Há uma percepção entre alguns aliados do Brasil de que estaríamos realizando menos do que podemos na esfera internacional e, em sua ânsia de tentar pautar o governo e a opinião pública, a mídia brasileira tenta mostrar que houve uma inflexão em nossa política externa.

Embora o atual governo seja continuidade do anterior e comprometido com o mesmo projeto, trata-se de presidentes diferentes, Lula e Dilma, e também de ministros de Relações Exteriores diferentes, Amorim e Patriota. É natural, assim, que o estilo de trabalho seja diferente.

De fato, em comparação com o primeiro ano do governo Lula, quando o presidente realizou 27 viagens ao exterior, a presidenta Dilma saiu do país apenas doze vezes em 2011 e os posicionamentos de nosso ministro de Relações Exteriores sobre os temas internacionais atuais são menos incisivos que os de seu antecessor.

A presidenta, porém, prestigiou todos os eventos internacionais que Lula ajudou a criar ou a fortalecer, como a Unasul, a Celac e o Mercosul aqui na nossa região, bem como os fóruns multilaterais como o G-20 financeiro, o Brics e a IBSA. Também esteve na V Cúpula União Europeia – Brasil em Bruxelas, em outubro, além de ter feito um discurso memorável na abertura da Assembleia Geral da ONU um mês antes. Aproveitou esses momentos para realizar visitas bilaterais a parceiros importantes para o Brasil, como China, Peru, Venezuela, África do Sul, Angola, Moçambique, Turquia, entre outros.

O primeiro país por ela visitado foi a Argentina já em fevereiro de 2011, ao qual se seguiram Uruguai e Paraguai, ainda no primeiro semestre. É à luz dessas prioridades de nossa política externa que devem ser vistas as recentes visitas bilaterais a Cuba e ao Haiti, pois o Caribe é também uma região indispensável para a projeção brasileira e para a integração regional.

Durante o governo Lula foram abertas embaixadas nos países caribenhos onde não havia, é uma área importante para o comércio de bens industriais brasileiros e o Brasil tem um papel relevante na cooperação com a região, como a construção do Porto de Mariel em Cuba, o primeiro de águas profundas no Caribe, bem como a participação na estabilização política no Haiti, desde 2004, e o apoio na reconstrução do país após o terremoto que o devastou dois anos atrás.    

Além dos acordos bilaterais assinados com o governo cubano, Dilma foi inequívoca na condenação ao bloqueio americano e o trato do tema direitos humanos na política externa deve ser no âmbito multilateral e sem ingerência unilateral em assuntos internos de outros países. Em sua afirmação “quem tem telhado de vidro não joga pedra na casa dos outros”, foi muito clara ao se referir especialmente ao governo dos EUA, que mantém centenas de prisioneiros sem julgamento e sem condenação na base de Guantánamo, em Cuba. Essa postura é coerente com sua crítica à pena de morte, particularmente a lapidação de mulheres, seja no Irã, seja na Arábia Saudita.

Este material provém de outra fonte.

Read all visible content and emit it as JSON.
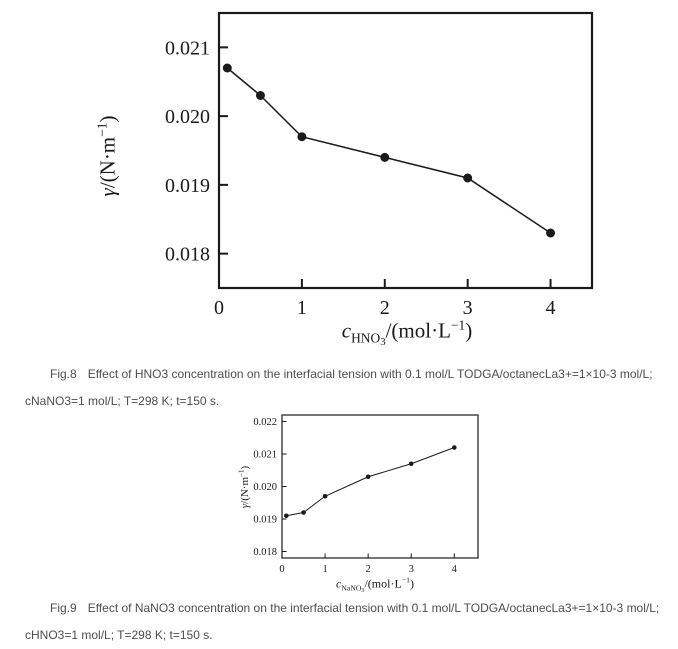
{
  "page": {
    "background": "#ffffff",
    "text_color": "#4d4d4d",
    "plot_ink_color": "#1a1a1a"
  },
  "figures": {
    "fig8": {
      "label": "Fig.8",
      "caption_line1": "Effect of HNO3 concentration on the interfacial tension with 0.1 mol/L TODGA/octanecLa3+=1×10-3 mol/L;",
      "caption_line2": "cNaNO3=1 mol/L; T=298 K; t=150 s."
    },
    "fig9": {
      "label": "Fig.9",
      "caption_line1": "Effect of NaNO3 concentration on the interfacial tension with 0.1 mol/L TODGA/octanecLa3+=1×10-3 mol/L;",
      "caption_line2": "cHNO3=1 mol/L; T=298 K; t=150 s."
    }
  },
  "chart_data": [
    {
      "id": "fig8",
      "type": "line",
      "title": "",
      "xlabel": "cHNO3/(mol·L−1)",
      "ylabel": "γ/(N·m−1)",
      "xlabel_parts": {
        "var": "c",
        "sub": "HNO",
        "subsub": "3",
        "mid": "/(mol·L",
        "sup": "−1",
        "end": ")"
      },
      "ylabel_parts": {
        "var": "γ",
        "mid": "/(N·m",
        "sup": "−1",
        "end": ")"
      },
      "x": [
        0.1,
        0.5,
        1.0,
        2.0,
        3.0,
        4.0
      ],
      "y": [
        0.0207,
        0.0203,
        0.0197,
        0.0194,
        0.0191,
        0.0183
      ],
      "xticks": [
        0,
        1,
        2,
        3,
        4
      ],
      "yticks": [
        0.018,
        0.019,
        0.02,
        0.021
      ],
      "xlim": [
        0,
        4.5
      ],
      "ylim": [
        0.0175,
        0.0215
      ],
      "grid": false,
      "legend": null,
      "marker": "circle",
      "line_color": "#1a1a1a"
    },
    {
      "id": "fig9",
      "type": "line",
      "title": "",
      "xlabel": "cNaNO3/(mol·L−1)",
      "ylabel": "γ/(N·m−1)",
      "xlabel_parts": {
        "var": "c",
        "sub": "NaNO",
        "subsub": "3",
        "mid": "/(mol·L",
        "sup": "−1",
        "end": ")"
      },
      "ylabel_parts": {
        "var": "γ",
        "mid": "/(N·m",
        "sup": "−1",
        "end": ")"
      },
      "x": [
        0.1,
        0.5,
        1.0,
        2.0,
        3.0,
        4.0
      ],
      "y": [
        0.0191,
        0.0192,
        0.0197,
        0.0203,
        0.0207,
        0.0212
      ],
      "xticks": [
        0,
        1,
        2,
        3,
        4
      ],
      "yticks": [
        0.018,
        0.019,
        0.02,
        0.021,
        0.022
      ],
      "xlim": [
        0,
        4.55
      ],
      "ylim": [
        0.0178,
        0.0222
      ],
      "grid": false,
      "legend": null,
      "marker": "circle",
      "line_color": "#1a1a1a"
    }
  ]
}
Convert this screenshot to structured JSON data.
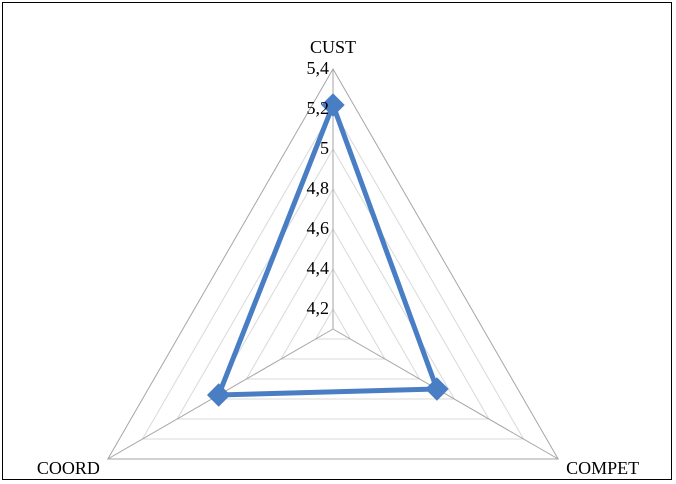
{
  "chart_data": {
    "type": "radar",
    "title": "",
    "categories": [
      "CUST",
      "COMPET",
      "COORD"
    ],
    "series": [
      {
        "values": [
          5.22,
          4.7,
          4.76
        ]
      }
    ],
    "rlim": [
      4.1,
      5.4
    ],
    "tick_values": [
      4.2,
      4.4,
      4.6,
      4.8,
      5,
      5.2,
      5.4
    ],
    "tick_labels": [
      "4,2",
      "4,4",
      "4,6",
      "4,8",
      "5",
      "5,2",
      "5,4"
    ],
    "grid": true,
    "legend": "none",
    "colors": {
      "series": "#4a7ec4",
      "grid": "#d9d9d9",
      "axis": "#a6a6a6"
    }
  }
}
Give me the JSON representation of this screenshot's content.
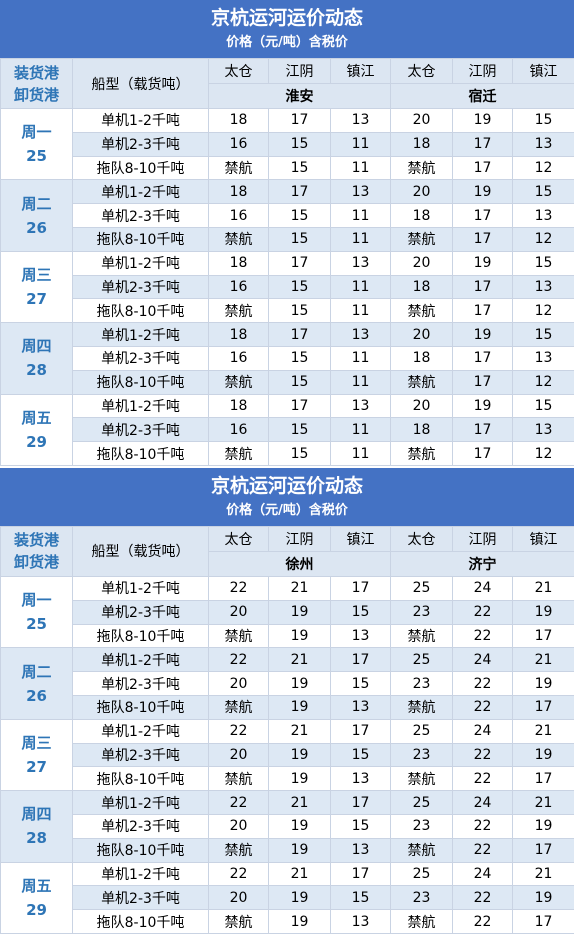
{
  "tables": [
    {
      "title": "京杭运河运价动态",
      "subtitle": "价格（元/吨）含税价",
      "load_label": "装货港",
      "unload_label": "卸货港",
      "ship_label": "船型（载货吨）",
      "ports": [
        {
          "name": "淮安",
          "destinations": [
            "太仓",
            "江阴",
            "镇江"
          ]
        },
        {
          "name": "宿迁",
          "destinations": [
            "太仓",
            "江阴",
            "镇江"
          ]
        }
      ],
      "days": [
        {
          "day": "周一",
          "date": "25",
          "rows": [
            {
              "ship": "单机1-2千吨",
              "values": [
                18,
                17,
                13,
                20,
                19,
                15
              ]
            },
            {
              "ship": "单机2-3千吨",
              "values": [
                16,
                15,
                11,
                18,
                17,
                13
              ]
            },
            {
              "ship": "拖队8-10千吨",
              "values": [
                "禁航",
                15,
                11,
                "禁航",
                17,
                12
              ]
            }
          ]
        },
        {
          "day": "周二",
          "date": "26",
          "rows": [
            {
              "ship": "单机1-2千吨",
              "values": [
                18,
                17,
                13,
                20,
                19,
                15
              ]
            },
            {
              "ship": "单机2-3千吨",
              "values": [
                16,
                15,
                11,
                18,
                17,
                13
              ]
            },
            {
              "ship": "拖队8-10千吨",
              "values": [
                "禁航",
                15,
                11,
                "禁航",
                17,
                12
              ]
            }
          ]
        },
        {
          "day": "周三",
          "date": "27",
          "rows": [
            {
              "ship": "单机1-2千吨",
              "values": [
                18,
                17,
                13,
                20,
                19,
                15
              ]
            },
            {
              "ship": "单机2-3千吨",
              "values": [
                16,
                15,
                11,
                18,
                17,
                13
              ]
            },
            {
              "ship": "拖队8-10千吨",
              "values": [
                "禁航",
                15,
                11,
                "禁航",
                17,
                12
              ]
            }
          ]
        },
        {
          "day": "周四",
          "date": "28",
          "rows": [
            {
              "ship": "单机1-2千吨",
              "values": [
                18,
                17,
                13,
                20,
                19,
                15
              ]
            },
            {
              "ship": "单机2-3千吨",
              "values": [
                16,
                15,
                11,
                18,
                17,
                13
              ]
            },
            {
              "ship": "拖队8-10千吨",
              "values": [
                "禁航",
                15,
                11,
                "禁航",
                17,
                12
              ]
            }
          ]
        },
        {
          "day": "周五",
          "date": "29",
          "rows": [
            {
              "ship": "单机1-2千吨",
              "values": [
                18,
                17,
                13,
                20,
                19,
                15
              ]
            },
            {
              "ship": "单机2-3千吨",
              "values": [
                16,
                15,
                11,
                18,
                17,
                13
              ]
            },
            {
              "ship": "拖队8-10千吨",
              "values": [
                "禁航",
                15,
                11,
                "禁航",
                17,
                12
              ]
            }
          ]
        }
      ]
    },
    {
      "title": "京杭运河运价动态",
      "subtitle": "价格（元/吨）含税价",
      "load_label": "装货港",
      "unload_label": "卸货港",
      "ship_label": "船型（载货吨）",
      "ports": [
        {
          "name": "徐州",
          "destinations": [
            "太仓",
            "江阴",
            "镇江"
          ]
        },
        {
          "name": "济宁",
          "destinations": [
            "太仓",
            "江阴",
            "镇江"
          ]
        }
      ],
      "days": [
        {
          "day": "周一",
          "date": "25",
          "rows": [
            {
              "ship": "单机1-2千吨",
              "values": [
                22,
                21,
                17,
                25,
                24,
                21
              ]
            },
            {
              "ship": "单机2-3千吨",
              "values": [
                20,
                19,
                15,
                23,
                22,
                19
              ]
            },
            {
              "ship": "拖队8-10千吨",
              "values": [
                "禁航",
                19,
                13,
                "禁航",
                22,
                17
              ]
            }
          ]
        },
        {
          "day": "周二",
          "date": "26",
          "rows": [
            {
              "ship": "单机1-2千吨",
              "values": [
                22,
                21,
                17,
                25,
                24,
                21
              ]
            },
            {
              "ship": "单机2-3千吨",
              "values": [
                20,
                19,
                15,
                23,
                22,
                19
              ]
            },
            {
              "ship": "拖队8-10千吨",
              "values": [
                "禁航",
                19,
                13,
                "禁航",
                22,
                17
              ]
            }
          ]
        },
        {
          "day": "周三",
          "date": "27",
          "rows": [
            {
              "ship": "单机1-2千吨",
              "values": [
                22,
                21,
                17,
                25,
                24,
                21
              ]
            },
            {
              "ship": "单机2-3千吨",
              "values": [
                20,
                19,
                15,
                23,
                22,
                19
              ]
            },
            {
              "ship": "拖队8-10千吨",
              "values": [
                "禁航",
                19,
                13,
                "禁航",
                22,
                17
              ]
            }
          ]
        },
        {
          "day": "周四",
          "date": "28",
          "rows": [
            {
              "ship": "单机1-2千吨",
              "values": [
                22,
                21,
                17,
                25,
                24,
                21
              ]
            },
            {
              "ship": "单机2-3千吨",
              "values": [
                20,
                19,
                15,
                23,
                22,
                19
              ]
            },
            {
              "ship": "拖队8-10千吨",
              "values": [
                "禁航",
                19,
                13,
                "禁航",
                22,
                17
              ]
            }
          ]
        },
        {
          "day": "周五",
          "date": "29",
          "rows": [
            {
              "ship": "单机1-2千吨",
              "values": [
                22,
                21,
                17,
                25,
                24,
                21
              ]
            },
            {
              "ship": "单机2-3千吨",
              "values": [
                20,
                19,
                15,
                23,
                22,
                19
              ]
            },
            {
              "ship": "拖队8-10千吨",
              "values": [
                "禁航",
                19,
                13,
                "禁航",
                22,
                17
              ]
            }
          ]
        }
      ]
    }
  ]
}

No Haiti ela anunciou a redução do contingente brasileiro na Minustah para 1,9 mil integrantes e também a decisão de entregar vistos de trabalho e permanência no Brasil para 1,2 mil famílias de haitianos por ano, como forma de colaborar com os que desejam tentar a sorte em outro lugar e evitar assim a proliferação de criminosos que vivem à custa do desespero das pessoas que querem emigrar.

Embora o Brasil esteja fazendo sua parte para ajudar o Haiti, inclusive na construção de infraestrutura e obras de engenharia escolhidas pelo governo haitiano, como a Hidrelétrica de Artibonite, que suprirá a capital Porto Príncipe, a verdade é que a comunidade internacional está falhando em seus compromissos, seja na alocação de recursos inferior ao valor prometido, seja na drenagem de grandes recursos para seu próprio funcionamento, seja em realizações não prioritárias para o governo do Haiti e até mesmo à sua revelia.

É importante registrar que as viagens internacionais realizadas pela presidenta ocorreram antes de sua primeira visita bilateral aos Estados Unidos, prevista para abril, ou a outro país desenvolvido como a Alemanha, agendada para o início de março. O que indica que a ordem de prioridades nas relações multilaterais, regionais e bilaterais se mantém.

*Kjeld Jakobsen é consultor em Cooperação e Relações Internacionais.